No one from Vito’s group did a thing to avenge the latest bloodletting. His men were all either in prison or ineffectual or they had defected to the other side. Whatever their reasons, their inaction compounded the insult.

While the elder Rizzuto was meeting his fate, Antonio Coluccio quietly slipped back into North America from the United Kingdom with his bodyguard/driver. In November, he arrived in New York City, then travelled to Niagara Falls, NY. His visitors there included an Ontario man specializing in high-level money management who had been close to Vito.

Early in January 2011, vandals firebombed the Complexe Funéraire Loreto in Saint-Léonard. They did little actual damage, but attacking the Rizzuto-owned business was a powerful public statement nonetheless. It was open season on Vito’s family.

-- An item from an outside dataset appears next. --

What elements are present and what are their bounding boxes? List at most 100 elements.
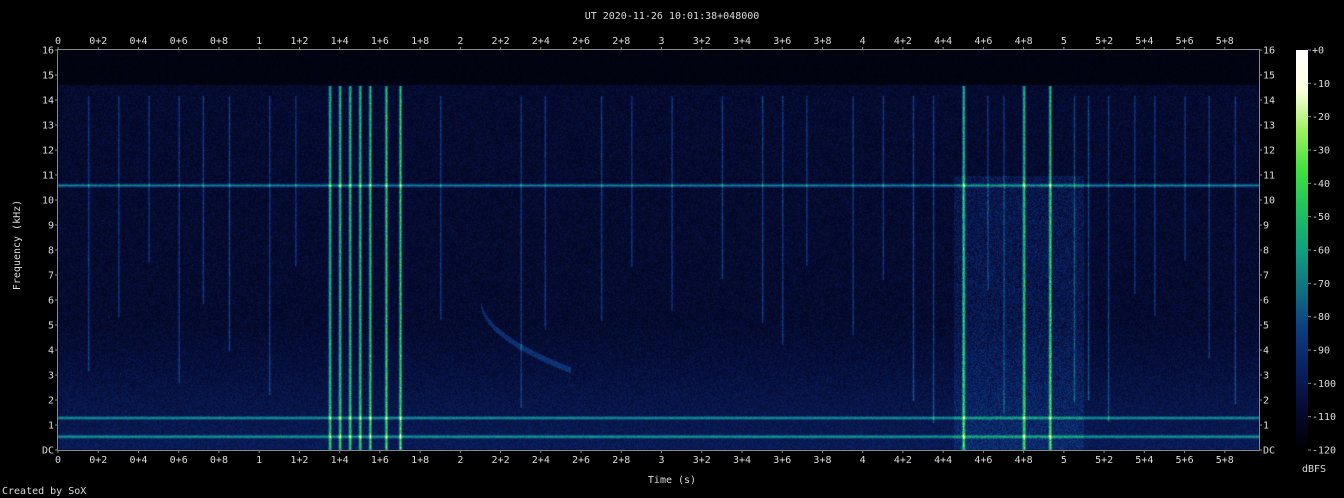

Just a few months later, Big Joey Massino made history by becoming the highest-level rat in the history of La Cosa Nostra when he testified against his successor, Vincent (Vinny Gorgeous) Basciano. In the course of his testimony, Big Joey calmly explained how he hadn’t really wanted to kill Vito’s friend and associate George (George from Canada) Sciascia back in 1999, after the Montrealer broke mob protocol and criticized a Gambino family member. Big Joey made it sound as though he was just a worker doing his job. “As much as I didn’t want to kill him, I had to kill him.” News of this latest Bonanno defection brought a screaming headline in the New York Post: NOMERTA! MAFIA BOSS A SQUEALER. The April 13, 2011, story began: “There isn’t a hunk of cheese big enough for this rat.” If anything, it was confirmation that Vito—despite his family’s desperate need for friends—had been right in his decision to pull away from the Bonannos.

On March 31, 2011, police found the body of Antonio Di Salvo in his home on Perras Boulevard in Rivière des Prairies. The forty-four-year-old had been a low-profile member in the Rizzuto group, with ties to Francesco Del Balso and Compare Frank Arcadi. The assassination occasioned no real surprise, despite Di salvo’s peripheral association. How could anyone be shocked by a murder after Nicolò was gunned down in his own house, at the feet of his wife and daughter no less? This was a fight to the death, but it was still impossible to identify all of Vito’s enemies. The family’s attackers remained in the shadows, and some still posed as friends.